On Tuesday, June 27, the grizzly was reported moving through the Many Glacier Campground where she obtained unsecured human food from a campsite picnic table, according to park officials. Because the bear received a food reward, and in accordance with Glacier National Park’s Bear Management Plan, park staff restricted the Many Glacier Campground to hard-sided camping only. Staff hazed the grizzly out of the campground on two later occasions. The campground re-opened to all camper types on Monday, July 10, after radio tracking showed the bear was no longer in the immediate area for several days.
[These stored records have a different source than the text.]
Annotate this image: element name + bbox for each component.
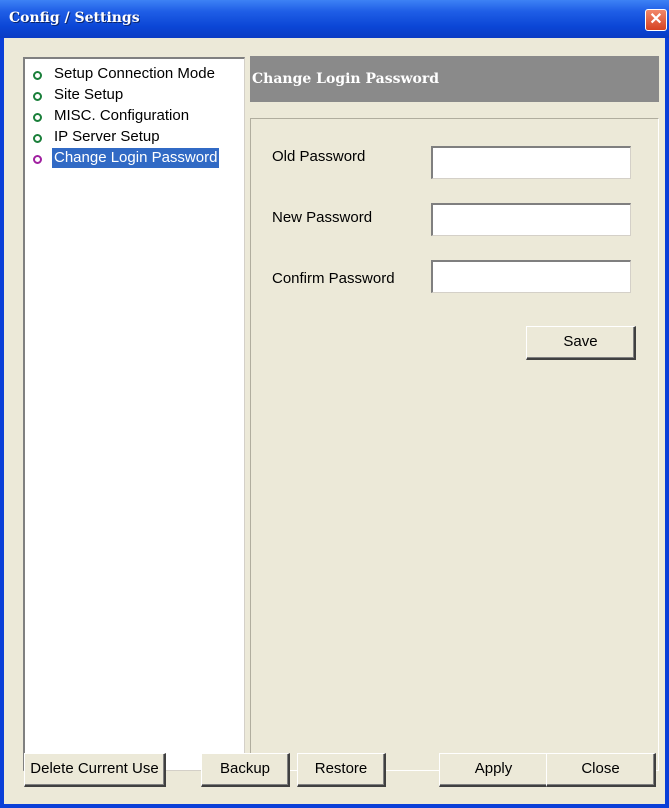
tree-bullet-icon	[33, 155, 42, 164]
settings-tree[interactable]: Setup Connection Mode Site Setup MISC. C…	[23, 57, 245, 771]
confirm-password-field[interactable]	[431, 260, 631, 293]
old-password-label: Old Password	[272, 148, 366, 165]
restore-button[interactable]: Restore	[297, 753, 386, 787]
confirm-password-label: Confirm Password	[272, 270, 395, 287]
tree-bullet-icon	[33, 113, 42, 122]
dialog-client-area: Setup Connection Mode Site Setup MISC. C…	[4, 38, 665, 804]
tree-item-label: Setup Connection Mode	[54, 65, 215, 82]
window-title: Config / Settings	[9, 10, 140, 26]
close-icon: ✕	[649, 11, 663, 28]
save-button[interactable]: Save	[526, 326, 636, 360]
delete-current-user-button[interactable]: Delete Current Use	[24, 753, 166, 787]
new-password-label: New Password	[272, 209, 373, 226]
tree-item-label: Change Login Password	[52, 148, 220, 168]
old-password-field[interactable]	[431, 146, 631, 179]
new-password-field[interactable]	[431, 203, 631, 236]
close-window-button[interactable]: ✕	[645, 9, 667, 31]
backup-button[interactable]: Backup	[201, 753, 290, 787]
apply-button[interactable]: Apply	[439, 753, 549, 787]
tree-item-label: MISC. Configuration	[54, 107, 190, 124]
close-button[interactable]: Close	[546, 753, 656, 787]
tree-item-label: Site Setup	[54, 86, 124, 103]
config-settings-window: Config / Settings ✕ Setup Connection Mod…	[0, 0, 669, 808]
tree-bullet-icon	[33, 92, 42, 101]
title-bar[interactable]: Config / Settings ✕	[0, 0, 669, 38]
tree-bullet-icon	[33, 71, 42, 80]
tree-bullet-icon	[33, 134, 42, 143]
panel-title: Change Login Password	[250, 56, 659, 102]
tree-item-label: IP Server Setup	[54, 128, 160, 145]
On Tuesday, July 18, the same bear appeared at the Swiftcurrent Lake Boat Launch where she aggressively charged a family picnicking on the shoreline, the release states. The family was able to secure food items; however, the bear successfully obtained beverages that were left cooling in the lake. The incident was immediately reported to park staff.
“Park officials made the decision in coordination with U.S. Fish and Wildlife to capture and remove the animal as per the park’s bear management plan,” the release states. “Park officials coordinated with the U.S. Fish and Wildlife Service as required under the Endangered Species Act. On Thursday, July 20, the grizzly was euthanized near Lake Sherburne.”
Radio-collared in 2019 as part of a grizzly bear population trend study in which the park monitors up to 10 radio-collared female grizzly bears, the removal of the female bear marks the first food-conditioned grizzly bear to be euthanized in the park since 2009.
There are an estimated 300 grizzly bears in Glacier National Park. Numerous state and federal agencies work together to manage and recover the grizzly bear population in the Northern Continental Divide Ecosystem, which includes Glacier National Park.
Once a bear receives a human food reward, it can become food conditioned. Food rewards can include items such as human food, trash, livestock feed, and pet food. Over time, food conditioned bears may become bold or aggressive in their attempts to obtain human food, as was the case with this bear. Once a bear has become food-conditioned, hazing and aversive conditioning are unlikely to be successful in reversing this type of behavior. Food-conditioned bears are not relocated due to human safety concerns.
Park visitors can help ensure the future of grizzly bears by taking steps to prevent bears from becoming food conditioned. Do not stop along roadways in the vicinity of bears. Secure all food and garbage. Report all bear sightings to the nearest ranger. It may be cliché; however, more often than not, “a fed bear is a dead bear.”